The C3413 (Green CPU) firmware from https://www.sage-rtu.com/downloads.html is another example of a file in the a.out format (little-endian 32-bit for x86/VxWorks) -- the loader in this PR does not currently recognize it as an a.out file.

@colinbourassa
Copy link
Contributor Author

@nightlark - Thanks very much for the suggestions. That all looks very reasonable so I've incorporated it in a new commit for this PR. During testing of the C3413 Green CPU firmware, I also found that my loader was not generating a .bss block when the A.out indicates a nonzero .bss size.
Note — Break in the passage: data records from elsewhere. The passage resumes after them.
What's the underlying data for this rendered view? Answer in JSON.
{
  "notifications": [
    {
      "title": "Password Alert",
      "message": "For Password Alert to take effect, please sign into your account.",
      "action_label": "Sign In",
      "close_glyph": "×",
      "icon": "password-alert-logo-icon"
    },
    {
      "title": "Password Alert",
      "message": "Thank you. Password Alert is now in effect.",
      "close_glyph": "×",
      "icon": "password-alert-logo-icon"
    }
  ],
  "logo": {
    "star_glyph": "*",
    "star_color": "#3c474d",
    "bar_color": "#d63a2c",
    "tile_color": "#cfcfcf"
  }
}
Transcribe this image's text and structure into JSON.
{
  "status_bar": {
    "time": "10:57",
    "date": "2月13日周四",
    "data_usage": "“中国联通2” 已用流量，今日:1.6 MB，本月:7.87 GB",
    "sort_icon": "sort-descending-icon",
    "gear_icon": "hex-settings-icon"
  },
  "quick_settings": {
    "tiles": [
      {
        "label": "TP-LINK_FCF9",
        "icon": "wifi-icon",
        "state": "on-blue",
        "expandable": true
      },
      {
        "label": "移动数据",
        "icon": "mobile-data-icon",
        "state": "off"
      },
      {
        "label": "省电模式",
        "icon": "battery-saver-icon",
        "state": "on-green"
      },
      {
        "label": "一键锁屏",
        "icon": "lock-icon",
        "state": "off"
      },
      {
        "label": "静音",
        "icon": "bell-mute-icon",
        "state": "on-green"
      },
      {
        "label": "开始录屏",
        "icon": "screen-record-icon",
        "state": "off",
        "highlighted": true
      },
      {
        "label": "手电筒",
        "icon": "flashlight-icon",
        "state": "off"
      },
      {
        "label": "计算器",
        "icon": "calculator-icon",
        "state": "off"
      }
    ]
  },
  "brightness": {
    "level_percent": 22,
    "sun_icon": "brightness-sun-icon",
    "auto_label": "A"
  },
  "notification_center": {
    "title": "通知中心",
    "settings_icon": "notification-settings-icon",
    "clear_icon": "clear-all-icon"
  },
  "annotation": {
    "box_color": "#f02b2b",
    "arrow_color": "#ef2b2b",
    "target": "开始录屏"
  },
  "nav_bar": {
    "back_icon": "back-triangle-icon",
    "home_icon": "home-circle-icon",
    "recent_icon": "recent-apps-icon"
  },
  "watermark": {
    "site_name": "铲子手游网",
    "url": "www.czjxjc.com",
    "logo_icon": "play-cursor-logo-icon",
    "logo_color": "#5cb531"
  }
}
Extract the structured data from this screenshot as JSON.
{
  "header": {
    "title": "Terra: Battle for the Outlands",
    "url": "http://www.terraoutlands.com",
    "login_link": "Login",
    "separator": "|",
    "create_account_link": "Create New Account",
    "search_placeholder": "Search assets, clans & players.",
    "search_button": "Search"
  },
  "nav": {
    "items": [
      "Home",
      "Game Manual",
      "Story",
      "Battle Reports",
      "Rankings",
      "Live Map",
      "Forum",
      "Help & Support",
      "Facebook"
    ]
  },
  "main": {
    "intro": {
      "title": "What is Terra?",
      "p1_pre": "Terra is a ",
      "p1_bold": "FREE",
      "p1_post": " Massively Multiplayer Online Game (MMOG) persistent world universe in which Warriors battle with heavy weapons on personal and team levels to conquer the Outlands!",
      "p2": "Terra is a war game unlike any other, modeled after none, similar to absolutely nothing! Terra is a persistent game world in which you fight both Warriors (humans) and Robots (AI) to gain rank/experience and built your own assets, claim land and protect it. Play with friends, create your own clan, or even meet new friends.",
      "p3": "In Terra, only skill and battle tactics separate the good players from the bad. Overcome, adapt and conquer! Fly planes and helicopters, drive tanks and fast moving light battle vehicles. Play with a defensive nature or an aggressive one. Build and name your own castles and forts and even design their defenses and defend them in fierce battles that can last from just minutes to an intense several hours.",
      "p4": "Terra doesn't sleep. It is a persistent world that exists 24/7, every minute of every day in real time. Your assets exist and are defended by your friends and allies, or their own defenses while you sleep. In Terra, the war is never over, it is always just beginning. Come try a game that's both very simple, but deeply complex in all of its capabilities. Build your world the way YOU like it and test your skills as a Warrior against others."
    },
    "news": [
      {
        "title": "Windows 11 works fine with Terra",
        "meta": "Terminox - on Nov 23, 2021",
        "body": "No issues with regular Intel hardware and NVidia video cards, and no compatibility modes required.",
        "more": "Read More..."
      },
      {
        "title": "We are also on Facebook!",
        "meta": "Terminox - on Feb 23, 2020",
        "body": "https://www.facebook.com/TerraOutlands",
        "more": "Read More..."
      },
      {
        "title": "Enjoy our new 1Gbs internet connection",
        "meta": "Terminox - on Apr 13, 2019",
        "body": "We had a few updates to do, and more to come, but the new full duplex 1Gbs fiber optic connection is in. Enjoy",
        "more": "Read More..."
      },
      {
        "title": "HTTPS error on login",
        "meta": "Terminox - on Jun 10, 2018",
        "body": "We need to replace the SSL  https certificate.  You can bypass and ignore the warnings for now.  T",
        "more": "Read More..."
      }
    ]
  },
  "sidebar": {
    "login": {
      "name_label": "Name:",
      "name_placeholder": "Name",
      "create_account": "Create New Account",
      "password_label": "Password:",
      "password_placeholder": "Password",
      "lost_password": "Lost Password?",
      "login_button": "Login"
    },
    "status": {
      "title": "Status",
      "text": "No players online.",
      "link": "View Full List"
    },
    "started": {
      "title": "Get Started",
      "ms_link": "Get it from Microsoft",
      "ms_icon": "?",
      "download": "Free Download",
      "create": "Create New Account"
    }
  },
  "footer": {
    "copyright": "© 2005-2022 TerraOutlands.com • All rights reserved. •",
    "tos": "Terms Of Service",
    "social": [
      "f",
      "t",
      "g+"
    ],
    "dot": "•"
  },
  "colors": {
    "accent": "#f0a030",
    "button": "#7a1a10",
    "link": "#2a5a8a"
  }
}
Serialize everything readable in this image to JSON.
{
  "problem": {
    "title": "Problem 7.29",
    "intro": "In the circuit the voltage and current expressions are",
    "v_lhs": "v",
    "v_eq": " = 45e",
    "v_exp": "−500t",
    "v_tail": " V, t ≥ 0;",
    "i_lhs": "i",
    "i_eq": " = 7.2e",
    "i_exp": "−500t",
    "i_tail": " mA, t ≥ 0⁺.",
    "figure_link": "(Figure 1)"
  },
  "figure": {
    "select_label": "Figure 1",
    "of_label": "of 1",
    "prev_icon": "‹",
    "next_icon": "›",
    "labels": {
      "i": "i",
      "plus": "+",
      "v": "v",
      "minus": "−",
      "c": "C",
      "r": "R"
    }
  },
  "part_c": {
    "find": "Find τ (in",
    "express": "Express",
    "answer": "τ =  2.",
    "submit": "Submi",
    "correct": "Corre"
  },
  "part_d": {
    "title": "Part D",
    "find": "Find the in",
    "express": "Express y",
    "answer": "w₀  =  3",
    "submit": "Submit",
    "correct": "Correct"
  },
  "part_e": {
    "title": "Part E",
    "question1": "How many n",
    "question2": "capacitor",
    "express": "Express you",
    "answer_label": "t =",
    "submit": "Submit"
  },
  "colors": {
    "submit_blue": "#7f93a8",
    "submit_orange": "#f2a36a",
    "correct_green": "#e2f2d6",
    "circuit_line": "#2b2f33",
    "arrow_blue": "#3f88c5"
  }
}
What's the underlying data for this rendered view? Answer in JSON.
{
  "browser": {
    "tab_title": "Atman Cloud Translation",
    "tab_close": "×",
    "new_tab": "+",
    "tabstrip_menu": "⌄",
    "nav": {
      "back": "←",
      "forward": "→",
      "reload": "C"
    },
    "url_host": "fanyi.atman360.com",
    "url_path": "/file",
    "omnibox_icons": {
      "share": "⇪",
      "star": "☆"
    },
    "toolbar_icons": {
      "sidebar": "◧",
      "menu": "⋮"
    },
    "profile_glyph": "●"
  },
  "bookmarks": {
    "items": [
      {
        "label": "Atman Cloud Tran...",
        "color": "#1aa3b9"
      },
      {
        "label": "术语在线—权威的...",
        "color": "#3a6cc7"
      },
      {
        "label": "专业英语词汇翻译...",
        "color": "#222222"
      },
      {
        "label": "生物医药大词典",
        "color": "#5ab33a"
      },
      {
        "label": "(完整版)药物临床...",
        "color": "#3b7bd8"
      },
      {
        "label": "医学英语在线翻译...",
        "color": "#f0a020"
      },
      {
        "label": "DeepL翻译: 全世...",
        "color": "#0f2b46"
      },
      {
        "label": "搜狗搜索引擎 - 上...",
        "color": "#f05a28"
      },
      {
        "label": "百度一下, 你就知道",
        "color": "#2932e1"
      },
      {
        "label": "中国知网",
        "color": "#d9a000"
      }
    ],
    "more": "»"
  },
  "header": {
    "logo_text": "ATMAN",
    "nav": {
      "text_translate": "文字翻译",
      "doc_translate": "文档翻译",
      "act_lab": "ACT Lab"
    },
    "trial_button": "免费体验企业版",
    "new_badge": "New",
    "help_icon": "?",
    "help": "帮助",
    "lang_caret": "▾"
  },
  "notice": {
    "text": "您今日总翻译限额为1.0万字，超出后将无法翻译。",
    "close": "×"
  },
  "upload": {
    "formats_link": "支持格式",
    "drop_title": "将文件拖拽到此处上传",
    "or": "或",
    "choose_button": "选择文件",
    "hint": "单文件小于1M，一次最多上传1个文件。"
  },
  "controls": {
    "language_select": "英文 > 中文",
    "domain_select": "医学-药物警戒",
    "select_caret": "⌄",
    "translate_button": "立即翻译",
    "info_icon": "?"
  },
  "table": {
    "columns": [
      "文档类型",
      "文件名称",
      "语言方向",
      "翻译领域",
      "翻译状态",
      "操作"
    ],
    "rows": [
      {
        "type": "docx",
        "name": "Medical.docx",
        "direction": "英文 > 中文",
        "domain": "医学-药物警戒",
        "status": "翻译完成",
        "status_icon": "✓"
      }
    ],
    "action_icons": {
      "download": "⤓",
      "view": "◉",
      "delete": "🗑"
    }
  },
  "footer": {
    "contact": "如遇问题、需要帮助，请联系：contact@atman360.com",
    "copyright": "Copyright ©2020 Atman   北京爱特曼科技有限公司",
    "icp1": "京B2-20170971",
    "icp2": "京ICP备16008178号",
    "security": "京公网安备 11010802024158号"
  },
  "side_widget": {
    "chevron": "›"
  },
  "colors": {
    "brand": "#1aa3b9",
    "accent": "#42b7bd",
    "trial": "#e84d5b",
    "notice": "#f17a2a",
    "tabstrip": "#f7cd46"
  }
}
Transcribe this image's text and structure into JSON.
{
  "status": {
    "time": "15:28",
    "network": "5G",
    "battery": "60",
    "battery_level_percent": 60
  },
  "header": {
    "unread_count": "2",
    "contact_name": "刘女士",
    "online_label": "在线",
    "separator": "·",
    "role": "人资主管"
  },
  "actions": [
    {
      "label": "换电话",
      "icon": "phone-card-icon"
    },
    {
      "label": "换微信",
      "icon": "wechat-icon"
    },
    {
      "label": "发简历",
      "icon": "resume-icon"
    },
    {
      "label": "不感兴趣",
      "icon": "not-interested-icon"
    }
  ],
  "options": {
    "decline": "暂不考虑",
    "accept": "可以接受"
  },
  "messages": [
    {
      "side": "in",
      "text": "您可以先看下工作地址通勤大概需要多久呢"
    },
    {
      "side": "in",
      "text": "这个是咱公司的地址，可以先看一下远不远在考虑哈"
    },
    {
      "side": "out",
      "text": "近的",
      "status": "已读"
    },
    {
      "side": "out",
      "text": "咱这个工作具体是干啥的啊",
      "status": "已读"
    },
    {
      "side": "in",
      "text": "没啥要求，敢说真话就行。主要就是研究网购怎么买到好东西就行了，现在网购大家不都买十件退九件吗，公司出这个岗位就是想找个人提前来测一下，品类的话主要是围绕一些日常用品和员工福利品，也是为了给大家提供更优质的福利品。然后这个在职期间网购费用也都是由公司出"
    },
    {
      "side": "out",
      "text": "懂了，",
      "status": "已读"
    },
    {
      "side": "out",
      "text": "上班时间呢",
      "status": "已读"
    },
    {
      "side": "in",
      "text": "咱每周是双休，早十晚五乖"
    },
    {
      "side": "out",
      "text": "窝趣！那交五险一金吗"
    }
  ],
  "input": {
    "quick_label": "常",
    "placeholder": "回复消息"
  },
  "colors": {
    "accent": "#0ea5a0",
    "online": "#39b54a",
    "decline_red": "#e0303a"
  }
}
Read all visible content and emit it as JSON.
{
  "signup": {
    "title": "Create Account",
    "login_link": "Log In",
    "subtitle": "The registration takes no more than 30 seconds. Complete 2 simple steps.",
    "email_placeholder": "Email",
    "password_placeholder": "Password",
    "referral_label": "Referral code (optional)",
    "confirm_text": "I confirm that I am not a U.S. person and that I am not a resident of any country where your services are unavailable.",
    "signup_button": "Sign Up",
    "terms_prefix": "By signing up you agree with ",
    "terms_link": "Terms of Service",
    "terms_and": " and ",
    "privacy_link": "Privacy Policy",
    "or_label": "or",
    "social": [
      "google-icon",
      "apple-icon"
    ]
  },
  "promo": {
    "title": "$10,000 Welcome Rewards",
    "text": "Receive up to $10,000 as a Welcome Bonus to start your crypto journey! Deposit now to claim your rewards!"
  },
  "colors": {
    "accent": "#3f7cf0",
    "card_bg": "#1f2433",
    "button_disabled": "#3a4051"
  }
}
This has also been resolved.

@jobermayr
Copy link
Contributor

diff --git a/Ghidra/Features/Base/src/main/java/ghidra/app/util/opinion/UnixAoutLoader.java b/Ghidra/Features/Base/src/main/java/ghidra/app/util/opinion/UnixAoutLoader.java
index 41ff1cc7a..c165ebe2e 100644
--- a/Ghidra/Features/Base/src/main/java/ghidra/app/util/opinion/UnixAoutLoader.java
+++ b/Ghidra/Features/Base/src/main/java/ghidra/app/util/opinion/UnixAoutLoader.java
@@ -25,6 +25,7 @@ import ghidra.app.util.bin.ByteProvider;
 import ghidra.app.util.bin.format.aout.UnixAoutHeader.ExecutableType;
 import ghidra.app.util.importer.MessageLog;
 import ghidra.app.util.opinion.AbstractProgramWrapperLoader;
+import ghidra.app.util.opinion.Loader;
 import ghidra.app.util.opinion.LoadSpec;
 import ghidra.framework.store.LockException;
 import ghidra.program.flatapi.FlatProgramAPI;

Fixes:

> Task :createJavadocs
/tmp/ghidra/Ghidra/Features/Base/src/main/java/ghidra/app/util/opinion/UnixAoutLoader.java:50: warning: Tag @link: reference not found: Loader
 * A {@link Loader} for processing UNIX-style A.out executables
     ^
/tmp/ghidra/Ghidra/Features/Base/src/main/java/ghidra/app/util/opinion/UnixAoutLoader.java:50: warning: Tag @link: reference not found: Loader
 * A {@link Loader} for processing UNIX-style A.out executables
     ^
/tmp/ghidra/Ghidra/Features/Base/src/main/java/ghidra/app/util/opinion/UnixAoutLoader.java:50: warning: Tag @link: reference not found: Loader
 * A {@link Loader} for processing UNIX-style A.out executables
     ^
/tmp/ghidra/Ghidra/Features/Base/src/main/java/ghidra/app/util/opinion/UnixAoutLoader.java:50: warning: Tag @link: reference not found: Loader
 * A {@link Loader} for processing UNIX-style A.out executables
     ^
4 warnings

@nightlark
Copy link

nightlark commented Apr 18, 2023

The .bss fix seems to be causing an issue with Ghidra identifying some symbols that are located it that section -- specifically, it seems now two overlapping .bss sections are being created (one read-only and the other marked as read+write), which I guess is confusing Ghidra so it doesn't show the symbol names in the decompiler/disassembly views whereas before the .bss change it was.

@colinbourassa
Copy link
Contributor Author

The .bss fix seems to be causing an issue with Ghidra identifying some symbols that are located it that section -- specifically, it seems now two overlapping .bss sections are being created (one read-only and the other marked as read+write), which I guess is confusing Ghidra so it doesn't show the symbol names in the decompiler/disassembly views whereas before the .bss change it was.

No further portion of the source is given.